Justo delante, el noble vio más luz verde. El pasadizo parecía acabar en otra cámara pequeña, ésta iluminada por un cristal resplandeciente que había sido colocado dentro de un brasero de hierro, en lugar de descansar directamente sobre el suelo. En la pálida luz, Malus vio un estante de piedra natural en la pared opuesta de la cámara. Sobre él había un medallón octogonal hecho de latón y unido a una larga cadena, que destellaba en el resplandor verdoso. La superficie estaba cubierta de runas que insinuaban el poder contenido en el objeto.
«¡Sí..., ése es! ¡El Octágono de Praan! ¡Cógelo!», le instó el demonio.
Pero Malus estaba mucho más interesado en el hedor a carne podrida que flotaba en el aire de la pequeña cámara. Avanzó lenta y silenciosamente hasta el umbral y observó la estancia sin prisas. El noble no vio movimiento alguno ni oyó ningún sonido.
«Es extraño —pensó—. ¿De dónde procede el olor?» Y luego vio el cuerpo del venado que yacía como una masa informe sobre el suelo, cerca del propio octágono. Tenía el lomo y el cuello partidos, lo que hacía que el cuerpo se doblara en ángulos opuestos el uno al otro. Una de las magníficas astas había sido cortada y descansaba en el suelo, cerca del cuerpo. Le habían arrancado las dos patas delanteras, y el cadáver yacía sobre un negro charco de sangre putrefacta. Malus calculó que hacía una semana o más que estaba dentro de la cueva. «Tal vez es una víctima de sacrificio —pensó—, aunque los huesos de tuétano de ahí atrás no se partieron solos.»
El noble volvió a observar la estancia.
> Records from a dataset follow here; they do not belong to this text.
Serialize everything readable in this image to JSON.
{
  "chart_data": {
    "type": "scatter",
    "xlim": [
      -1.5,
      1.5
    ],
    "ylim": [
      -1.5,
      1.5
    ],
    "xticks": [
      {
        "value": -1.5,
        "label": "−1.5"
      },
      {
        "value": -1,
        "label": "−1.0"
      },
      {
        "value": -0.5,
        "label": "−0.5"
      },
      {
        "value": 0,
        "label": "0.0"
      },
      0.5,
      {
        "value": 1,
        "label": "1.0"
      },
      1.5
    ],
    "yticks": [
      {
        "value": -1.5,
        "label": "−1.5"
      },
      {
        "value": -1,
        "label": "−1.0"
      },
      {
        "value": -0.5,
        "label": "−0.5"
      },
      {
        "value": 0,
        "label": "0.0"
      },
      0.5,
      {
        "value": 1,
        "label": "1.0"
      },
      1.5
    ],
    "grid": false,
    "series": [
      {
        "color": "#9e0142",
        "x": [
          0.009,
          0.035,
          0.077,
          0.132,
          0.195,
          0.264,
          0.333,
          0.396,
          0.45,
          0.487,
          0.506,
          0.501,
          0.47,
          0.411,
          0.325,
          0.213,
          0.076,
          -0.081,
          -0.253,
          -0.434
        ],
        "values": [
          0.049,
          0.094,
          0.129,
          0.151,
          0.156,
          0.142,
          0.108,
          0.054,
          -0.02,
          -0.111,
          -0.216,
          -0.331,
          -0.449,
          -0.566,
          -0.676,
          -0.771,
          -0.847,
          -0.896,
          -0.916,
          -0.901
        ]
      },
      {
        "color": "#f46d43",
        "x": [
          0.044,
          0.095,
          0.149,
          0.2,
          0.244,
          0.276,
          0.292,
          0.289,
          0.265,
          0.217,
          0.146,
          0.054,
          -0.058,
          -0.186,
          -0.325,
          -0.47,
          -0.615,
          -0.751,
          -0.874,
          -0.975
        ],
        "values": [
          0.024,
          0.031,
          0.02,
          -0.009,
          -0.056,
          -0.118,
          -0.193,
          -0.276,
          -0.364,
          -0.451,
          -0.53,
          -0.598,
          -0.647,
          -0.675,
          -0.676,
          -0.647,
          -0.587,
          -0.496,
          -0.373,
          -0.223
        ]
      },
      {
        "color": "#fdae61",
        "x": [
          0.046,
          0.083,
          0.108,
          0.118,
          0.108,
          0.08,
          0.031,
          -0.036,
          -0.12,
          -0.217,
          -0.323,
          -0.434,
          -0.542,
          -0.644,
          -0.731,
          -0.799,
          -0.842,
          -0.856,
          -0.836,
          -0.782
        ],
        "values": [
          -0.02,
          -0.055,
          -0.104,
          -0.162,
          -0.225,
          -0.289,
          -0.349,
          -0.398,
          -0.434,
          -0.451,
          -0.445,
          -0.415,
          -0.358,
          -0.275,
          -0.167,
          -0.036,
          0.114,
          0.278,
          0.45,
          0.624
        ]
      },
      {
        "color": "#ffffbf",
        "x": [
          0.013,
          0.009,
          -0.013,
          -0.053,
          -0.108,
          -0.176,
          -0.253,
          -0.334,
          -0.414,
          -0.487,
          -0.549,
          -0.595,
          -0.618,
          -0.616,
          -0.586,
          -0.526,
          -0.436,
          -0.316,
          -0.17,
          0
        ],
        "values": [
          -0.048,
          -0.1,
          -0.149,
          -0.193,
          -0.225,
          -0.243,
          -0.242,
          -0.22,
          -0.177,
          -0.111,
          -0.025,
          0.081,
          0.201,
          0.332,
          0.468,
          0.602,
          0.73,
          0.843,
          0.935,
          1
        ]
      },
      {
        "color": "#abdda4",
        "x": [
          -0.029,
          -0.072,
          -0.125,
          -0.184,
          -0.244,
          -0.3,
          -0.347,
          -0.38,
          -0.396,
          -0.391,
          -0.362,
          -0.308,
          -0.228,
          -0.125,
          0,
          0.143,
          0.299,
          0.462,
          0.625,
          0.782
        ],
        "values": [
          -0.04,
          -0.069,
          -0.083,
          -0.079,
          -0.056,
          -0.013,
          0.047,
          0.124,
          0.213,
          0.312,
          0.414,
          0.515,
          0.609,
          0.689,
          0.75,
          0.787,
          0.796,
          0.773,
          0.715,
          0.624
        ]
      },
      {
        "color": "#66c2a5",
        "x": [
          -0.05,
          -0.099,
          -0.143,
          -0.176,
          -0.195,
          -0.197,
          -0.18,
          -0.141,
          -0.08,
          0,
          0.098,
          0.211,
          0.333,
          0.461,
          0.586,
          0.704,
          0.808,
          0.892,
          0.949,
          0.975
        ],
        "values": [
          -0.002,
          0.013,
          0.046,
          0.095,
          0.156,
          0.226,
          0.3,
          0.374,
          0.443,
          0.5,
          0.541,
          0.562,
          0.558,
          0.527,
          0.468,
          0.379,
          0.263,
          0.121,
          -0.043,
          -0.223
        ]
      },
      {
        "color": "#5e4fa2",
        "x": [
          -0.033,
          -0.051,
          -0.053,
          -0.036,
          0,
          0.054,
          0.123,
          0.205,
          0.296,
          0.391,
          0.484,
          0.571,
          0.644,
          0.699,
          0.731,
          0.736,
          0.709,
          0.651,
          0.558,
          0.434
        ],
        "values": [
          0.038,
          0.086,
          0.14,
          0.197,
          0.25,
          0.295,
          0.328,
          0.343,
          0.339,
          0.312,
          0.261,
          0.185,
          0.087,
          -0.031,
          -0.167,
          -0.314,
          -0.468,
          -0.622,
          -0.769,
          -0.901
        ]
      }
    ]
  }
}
No se movía nada en las sombras. ¿Tal vez había habido un guardián, pero había muerto en una de las batallas? La idea resultaba probable, en especial dado que la cámara parecía completamente desierta. «No hay tiempo que perder —pensó Malus con decisión—. Sé por experiencia que Hadar llegará aquí de un momento a otro, y no me hace gracia encontrarme atrapado en un túnel sin salida.»
Malus atravesó la pequeña cueva al mismo tiempo que extendía un brazo hacia el talismán. Cuando estaba a medio camino, algo enorme y peludo le saltó sobre la espalda y lo lanzó cuan largo era contra el suelo de roca. Un garrote nudoso se le estrelló en medio de la espalda y lo dejó sin aliento. Recibió otro fuerte golpe en las costillas y ondas de dolor le recorrieron el pecho.
El noble intentó levantarse, pero descubrió que tenía al atacante sentado sobre la cintura y lo inmovilizaba contra el suelo. El garrote le golpeó el hombro derecho, y el dolor que le causó el impacto sobre el corte que había sufrido antes estuvo a punto de hacer que perdiera el sentido.